The Kremlin’s growing intrusion in the Arctic combined with a strategic plan to establish its strength in the region should pique U.S. interest as well as that of others with an equity stake above the Arctic Circle. It’s not a surprise, as Liberty Nation has reported: “Russia is increasing its presence and has as many as 24 deep-water Arctic ports.” This buildup is designed to ensure the Kremlin’s access to rich natural resources under the polar icecap.
The strategy document also takes on a broader range of topics not always associated with a country’s security interests. Meduza, a Russian-English language online daily news source headquartered in Moscow, explained that along with geopolitical issues, the NSS:
“ … recognizes an even wider range of national security threats, including (but not limited to) the online activities of transnational corporations, the ‘Westernization of culture,’ the imposition of foreign moral values, and the destructive impact of profanity on the Russian language.”
In addition to what might be considered fringe national security objectives, the Russian strategy document addressed conventional defense issues. NATO’s posture on Russia’s maneuvers along Ukraine’s borders as well as U.S. and NATO allies’ exercises in the Black Sea prompted mention in the federation’s strategic guidance:
“The strengthening of military dangers and military threats to the Russian Federation is facilitated by attempts to exert pressure on Russia, its allies, and partners, the build-up of [NATO’s] military infrastructure near Russian borders, the intensification of intelligence activities, and practicing the use of large military formations and nuclear weapons against the Russian Federation.”
Deutsche Welle reported that the “revised version of Russia’s national security strategy, published Saturday [July 3], outlined measures to respond to foreign influence. The move comes amid growing tensions between Russia and the West as the United States and its allies carry out naval drills in the Black Sea.”
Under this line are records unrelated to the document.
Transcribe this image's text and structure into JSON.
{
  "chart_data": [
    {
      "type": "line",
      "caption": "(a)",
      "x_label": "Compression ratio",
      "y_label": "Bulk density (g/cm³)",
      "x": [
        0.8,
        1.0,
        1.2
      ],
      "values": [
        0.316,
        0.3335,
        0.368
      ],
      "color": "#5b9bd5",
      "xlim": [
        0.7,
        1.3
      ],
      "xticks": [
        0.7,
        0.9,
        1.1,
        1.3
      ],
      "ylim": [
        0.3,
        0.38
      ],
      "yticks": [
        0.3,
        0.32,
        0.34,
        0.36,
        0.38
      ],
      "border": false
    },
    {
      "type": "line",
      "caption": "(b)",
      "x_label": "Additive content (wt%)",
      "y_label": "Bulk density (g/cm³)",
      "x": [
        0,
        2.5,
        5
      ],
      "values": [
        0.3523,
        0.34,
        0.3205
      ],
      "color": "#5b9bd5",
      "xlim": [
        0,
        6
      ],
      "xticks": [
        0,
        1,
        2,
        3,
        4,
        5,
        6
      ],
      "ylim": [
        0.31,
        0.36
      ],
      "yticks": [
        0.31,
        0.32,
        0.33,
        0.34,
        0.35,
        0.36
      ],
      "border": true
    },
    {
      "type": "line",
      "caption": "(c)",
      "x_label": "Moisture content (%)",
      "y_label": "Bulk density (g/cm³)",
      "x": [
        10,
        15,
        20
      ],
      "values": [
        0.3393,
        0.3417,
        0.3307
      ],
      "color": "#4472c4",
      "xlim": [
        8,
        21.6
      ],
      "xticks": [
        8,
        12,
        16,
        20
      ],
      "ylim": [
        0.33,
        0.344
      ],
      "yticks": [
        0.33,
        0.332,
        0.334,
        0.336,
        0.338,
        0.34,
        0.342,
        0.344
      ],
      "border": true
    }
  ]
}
In a commentary in The Diplomat, Igor Denisov explained that, when it comes to China and Asia more generally, the NSS addresses the dynamics of the “RIC (Russia-India-China) triangle” as it appears through “a regional rather than a global lens.” Distancing itself from U.S. policy in the Indo-Pacific and South China Sea region, the Kremlin does not support the U.S. position that China should behave in the region on a more “rules-based order.” Another point explored in a substantial amount of space in the 2021 NSS is the declaration that “balancing relations with China is becoming increasingly important for the Russian political elite.” For the United States, a China-Russia alignment is challenging, no matter how loosely formed.
The 2021 NSS will disappoint those looking for startling revelations. However, the document does offer the insight that Russia, through modest strategic policy adjustments, is seeking to find the federation’s footing in the world of great power competition. For the curious, climate change is not Russia’s number one threat.
The views expressed are those of the author and not of any other affiliation.